Many companies, Huber said, are already taking steps in the right direction.

“In Kansas City, everyone is very pro-consumer protection and very pro-business. A lot of what we’re doing with compliance monitoring, it’s a very proactive approach,” Huber said.

“We’ve seen these great companies that are investing in technology where they don’t technically have to in order to protect their customers before things get bad.”

Pepper IoT

Internet of Things software platform Pepper, founded in 2014 by CEO Scott Ford, manages communications between connected devices and people, particularly in the household space. Ford started the business when he foresaw the rise of the “connected home,” or a household in which services can be accessed via Bluetooth or WiFi.

“We delivered very high-quality connected home services, and we knew that world was going to explode,” Ford said. “So we wanted to have an investment in the space.”

Pepper’s home-based services transfer the communication from devices into a cloud infrastructure, which features user interfaces and mobile apps. From there, Pepper contains and controls the data inside that environment.

Ford explained that the IoT market falls into three sectors: industrial, enterprise and consumer. Of the three, the U.S. consumer market is currently most at risk for security threats due to the importation and sale of cheap, unregulated devices.

“These really insecure, low-cost devices are coming into the U.S. market and being embraced by retailers, who are selling them at huge volumes,” Ford said. “It’s completely inappropriate for a U.S. consumer to have personal data sent to other countries through their devices. Pepper is a solution to that.”

Pepper’s architecture allows for the protection of users’ personal data — offering much-needed security for the consumer-facing sector of the IoT industry.

“We’ve partnered with a very large global cybersecurity firm called Kudelski that helps us protect the devices that we integrate into our platform,” Ford said. “That doesn’t exist in consumer IoT. It’s the first partnership of its kind to bring this to everyday devices in the marketplace.”

Pepper was named one of Startland News’ Startups to Watch of 2019, and it currently sells products in 10,000 retail locations across the globe.

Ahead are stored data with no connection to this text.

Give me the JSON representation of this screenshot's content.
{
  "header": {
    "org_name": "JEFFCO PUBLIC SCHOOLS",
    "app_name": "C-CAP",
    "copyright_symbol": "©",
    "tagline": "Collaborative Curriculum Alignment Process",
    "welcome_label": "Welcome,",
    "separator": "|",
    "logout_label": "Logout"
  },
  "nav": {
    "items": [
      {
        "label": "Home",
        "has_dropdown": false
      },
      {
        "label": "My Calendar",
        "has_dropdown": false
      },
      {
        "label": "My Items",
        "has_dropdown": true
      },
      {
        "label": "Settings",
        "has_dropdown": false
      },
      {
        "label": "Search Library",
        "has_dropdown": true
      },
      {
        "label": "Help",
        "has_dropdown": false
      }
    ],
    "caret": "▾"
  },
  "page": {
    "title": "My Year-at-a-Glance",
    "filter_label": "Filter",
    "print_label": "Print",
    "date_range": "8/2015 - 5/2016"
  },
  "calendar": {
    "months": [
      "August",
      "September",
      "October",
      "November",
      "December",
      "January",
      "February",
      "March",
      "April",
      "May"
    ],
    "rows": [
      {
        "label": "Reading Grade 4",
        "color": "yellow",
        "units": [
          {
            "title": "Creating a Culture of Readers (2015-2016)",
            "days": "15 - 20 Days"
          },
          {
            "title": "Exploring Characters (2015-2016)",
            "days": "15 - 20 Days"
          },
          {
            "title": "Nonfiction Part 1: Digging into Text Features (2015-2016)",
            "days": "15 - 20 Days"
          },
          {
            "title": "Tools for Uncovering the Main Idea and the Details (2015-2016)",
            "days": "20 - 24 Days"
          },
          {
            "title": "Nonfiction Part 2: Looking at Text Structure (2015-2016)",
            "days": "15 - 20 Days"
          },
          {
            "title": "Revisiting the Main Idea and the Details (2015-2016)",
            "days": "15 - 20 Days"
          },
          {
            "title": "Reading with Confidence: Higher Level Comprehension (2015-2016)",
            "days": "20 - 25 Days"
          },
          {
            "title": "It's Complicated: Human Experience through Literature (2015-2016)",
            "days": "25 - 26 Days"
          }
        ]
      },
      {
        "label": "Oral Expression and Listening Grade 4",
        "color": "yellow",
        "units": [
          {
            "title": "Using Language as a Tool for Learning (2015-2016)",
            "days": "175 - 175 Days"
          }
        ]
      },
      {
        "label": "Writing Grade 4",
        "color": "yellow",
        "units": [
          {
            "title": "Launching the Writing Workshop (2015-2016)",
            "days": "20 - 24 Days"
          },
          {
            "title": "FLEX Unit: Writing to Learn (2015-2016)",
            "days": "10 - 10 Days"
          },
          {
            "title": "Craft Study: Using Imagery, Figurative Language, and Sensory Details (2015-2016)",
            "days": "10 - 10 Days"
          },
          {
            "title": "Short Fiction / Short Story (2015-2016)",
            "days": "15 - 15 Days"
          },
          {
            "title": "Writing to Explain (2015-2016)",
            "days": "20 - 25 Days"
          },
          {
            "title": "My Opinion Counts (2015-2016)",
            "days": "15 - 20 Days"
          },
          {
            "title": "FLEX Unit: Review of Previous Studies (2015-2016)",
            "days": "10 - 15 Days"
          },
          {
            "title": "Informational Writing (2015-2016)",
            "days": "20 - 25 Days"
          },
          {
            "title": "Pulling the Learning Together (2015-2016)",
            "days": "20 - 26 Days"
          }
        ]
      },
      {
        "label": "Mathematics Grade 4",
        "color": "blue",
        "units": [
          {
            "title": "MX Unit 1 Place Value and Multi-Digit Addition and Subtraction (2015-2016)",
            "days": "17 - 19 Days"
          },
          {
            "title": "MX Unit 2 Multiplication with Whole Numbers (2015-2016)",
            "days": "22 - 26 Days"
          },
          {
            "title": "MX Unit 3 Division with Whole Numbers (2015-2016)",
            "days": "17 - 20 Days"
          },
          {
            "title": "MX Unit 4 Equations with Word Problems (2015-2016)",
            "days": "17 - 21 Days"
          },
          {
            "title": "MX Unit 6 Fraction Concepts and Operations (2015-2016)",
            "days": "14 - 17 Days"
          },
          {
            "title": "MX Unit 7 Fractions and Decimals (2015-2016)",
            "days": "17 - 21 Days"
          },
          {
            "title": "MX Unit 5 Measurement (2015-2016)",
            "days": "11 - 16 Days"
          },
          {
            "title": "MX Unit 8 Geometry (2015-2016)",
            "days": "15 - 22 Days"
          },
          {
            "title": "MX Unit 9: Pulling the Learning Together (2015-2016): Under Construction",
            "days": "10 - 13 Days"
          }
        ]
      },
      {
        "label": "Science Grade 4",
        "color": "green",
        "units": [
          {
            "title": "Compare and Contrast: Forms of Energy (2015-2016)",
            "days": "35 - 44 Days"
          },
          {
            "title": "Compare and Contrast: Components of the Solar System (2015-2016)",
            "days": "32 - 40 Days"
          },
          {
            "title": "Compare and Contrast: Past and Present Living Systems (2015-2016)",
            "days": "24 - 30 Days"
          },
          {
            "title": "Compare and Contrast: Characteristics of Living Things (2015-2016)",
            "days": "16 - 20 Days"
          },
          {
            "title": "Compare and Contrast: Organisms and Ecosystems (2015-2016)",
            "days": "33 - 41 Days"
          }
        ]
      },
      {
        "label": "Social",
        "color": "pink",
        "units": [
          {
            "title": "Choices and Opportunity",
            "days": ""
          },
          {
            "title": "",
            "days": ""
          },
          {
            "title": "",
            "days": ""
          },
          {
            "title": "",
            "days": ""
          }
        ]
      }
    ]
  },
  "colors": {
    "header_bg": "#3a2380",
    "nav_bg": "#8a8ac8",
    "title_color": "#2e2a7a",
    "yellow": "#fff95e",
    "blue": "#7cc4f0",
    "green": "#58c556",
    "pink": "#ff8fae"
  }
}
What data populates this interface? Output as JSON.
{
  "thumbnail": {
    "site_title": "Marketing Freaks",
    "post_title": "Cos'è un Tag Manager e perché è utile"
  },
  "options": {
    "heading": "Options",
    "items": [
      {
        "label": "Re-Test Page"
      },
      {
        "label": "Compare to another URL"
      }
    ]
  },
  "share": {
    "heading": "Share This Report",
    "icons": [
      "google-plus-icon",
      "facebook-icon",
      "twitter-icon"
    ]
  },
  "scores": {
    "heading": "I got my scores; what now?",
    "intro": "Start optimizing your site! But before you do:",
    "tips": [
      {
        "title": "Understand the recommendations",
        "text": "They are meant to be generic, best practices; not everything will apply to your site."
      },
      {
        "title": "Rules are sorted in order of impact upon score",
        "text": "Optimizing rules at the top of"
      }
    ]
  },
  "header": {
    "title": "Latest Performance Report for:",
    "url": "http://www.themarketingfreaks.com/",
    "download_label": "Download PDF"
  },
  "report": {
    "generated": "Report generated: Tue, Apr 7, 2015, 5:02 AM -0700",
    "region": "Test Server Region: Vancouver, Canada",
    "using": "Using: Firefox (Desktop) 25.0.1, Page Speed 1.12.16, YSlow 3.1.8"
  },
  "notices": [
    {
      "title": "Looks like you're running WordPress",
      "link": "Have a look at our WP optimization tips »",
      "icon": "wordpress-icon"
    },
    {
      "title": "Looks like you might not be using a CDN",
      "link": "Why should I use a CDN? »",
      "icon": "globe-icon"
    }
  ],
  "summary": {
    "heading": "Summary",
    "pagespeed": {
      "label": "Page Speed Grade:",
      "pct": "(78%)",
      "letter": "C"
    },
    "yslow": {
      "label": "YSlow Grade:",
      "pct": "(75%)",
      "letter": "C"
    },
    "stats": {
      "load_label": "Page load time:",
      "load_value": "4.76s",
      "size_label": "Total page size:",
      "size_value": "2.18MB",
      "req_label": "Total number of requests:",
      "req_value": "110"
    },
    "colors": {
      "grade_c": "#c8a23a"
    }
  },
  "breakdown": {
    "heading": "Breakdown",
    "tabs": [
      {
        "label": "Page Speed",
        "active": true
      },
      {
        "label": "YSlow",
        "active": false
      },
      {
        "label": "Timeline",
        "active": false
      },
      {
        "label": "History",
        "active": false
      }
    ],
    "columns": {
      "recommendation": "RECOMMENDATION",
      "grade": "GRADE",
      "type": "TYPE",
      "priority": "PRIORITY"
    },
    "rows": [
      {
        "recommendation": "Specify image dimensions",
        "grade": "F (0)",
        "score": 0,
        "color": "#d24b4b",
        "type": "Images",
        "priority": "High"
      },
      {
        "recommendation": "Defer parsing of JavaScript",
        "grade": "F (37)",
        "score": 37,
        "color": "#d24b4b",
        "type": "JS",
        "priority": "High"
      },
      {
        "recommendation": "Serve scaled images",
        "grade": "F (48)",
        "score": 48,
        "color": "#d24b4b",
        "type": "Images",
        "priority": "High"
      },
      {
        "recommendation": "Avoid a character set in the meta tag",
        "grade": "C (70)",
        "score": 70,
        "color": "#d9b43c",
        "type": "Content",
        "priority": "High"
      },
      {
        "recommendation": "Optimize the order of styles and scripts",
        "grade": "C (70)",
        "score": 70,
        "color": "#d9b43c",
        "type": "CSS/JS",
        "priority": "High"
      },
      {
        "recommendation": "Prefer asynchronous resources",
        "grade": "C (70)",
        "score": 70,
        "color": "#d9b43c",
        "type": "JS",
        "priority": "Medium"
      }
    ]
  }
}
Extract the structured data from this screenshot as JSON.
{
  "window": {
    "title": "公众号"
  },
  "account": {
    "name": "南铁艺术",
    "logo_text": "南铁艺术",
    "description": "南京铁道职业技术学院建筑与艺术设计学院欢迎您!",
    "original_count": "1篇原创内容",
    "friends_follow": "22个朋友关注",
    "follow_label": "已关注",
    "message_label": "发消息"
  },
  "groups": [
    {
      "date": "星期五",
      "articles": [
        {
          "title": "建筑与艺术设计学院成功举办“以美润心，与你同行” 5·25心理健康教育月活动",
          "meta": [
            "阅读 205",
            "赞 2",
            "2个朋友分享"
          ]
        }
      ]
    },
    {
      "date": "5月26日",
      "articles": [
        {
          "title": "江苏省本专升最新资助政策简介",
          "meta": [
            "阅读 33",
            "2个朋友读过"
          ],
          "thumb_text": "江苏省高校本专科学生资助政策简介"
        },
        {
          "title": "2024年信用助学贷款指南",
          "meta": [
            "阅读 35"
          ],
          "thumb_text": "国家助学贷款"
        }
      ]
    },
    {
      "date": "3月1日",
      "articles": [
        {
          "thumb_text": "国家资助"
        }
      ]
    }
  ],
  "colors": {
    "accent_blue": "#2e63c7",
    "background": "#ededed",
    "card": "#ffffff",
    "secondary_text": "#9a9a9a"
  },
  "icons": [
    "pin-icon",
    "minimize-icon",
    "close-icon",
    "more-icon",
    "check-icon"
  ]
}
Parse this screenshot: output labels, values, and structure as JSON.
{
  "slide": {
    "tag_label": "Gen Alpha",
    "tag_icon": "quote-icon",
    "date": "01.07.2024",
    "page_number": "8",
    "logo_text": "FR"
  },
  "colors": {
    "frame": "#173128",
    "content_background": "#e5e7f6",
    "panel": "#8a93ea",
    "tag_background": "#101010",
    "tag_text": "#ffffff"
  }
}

The software has engineered nine camera devices into its cloud platform, more than any platform of its kind worldwide.

Even with these strides, Ford says Pepper’s takeoff is just beginning.

“Our growth is really right now,” he said. “There’s no end in sight in terms of crazy growth because this market is one of the biggest we’ll see in our generations.

“So we’re now set up for a great 2019 and beyond, and we’re setting up partnerships that will leverage our opportunities.”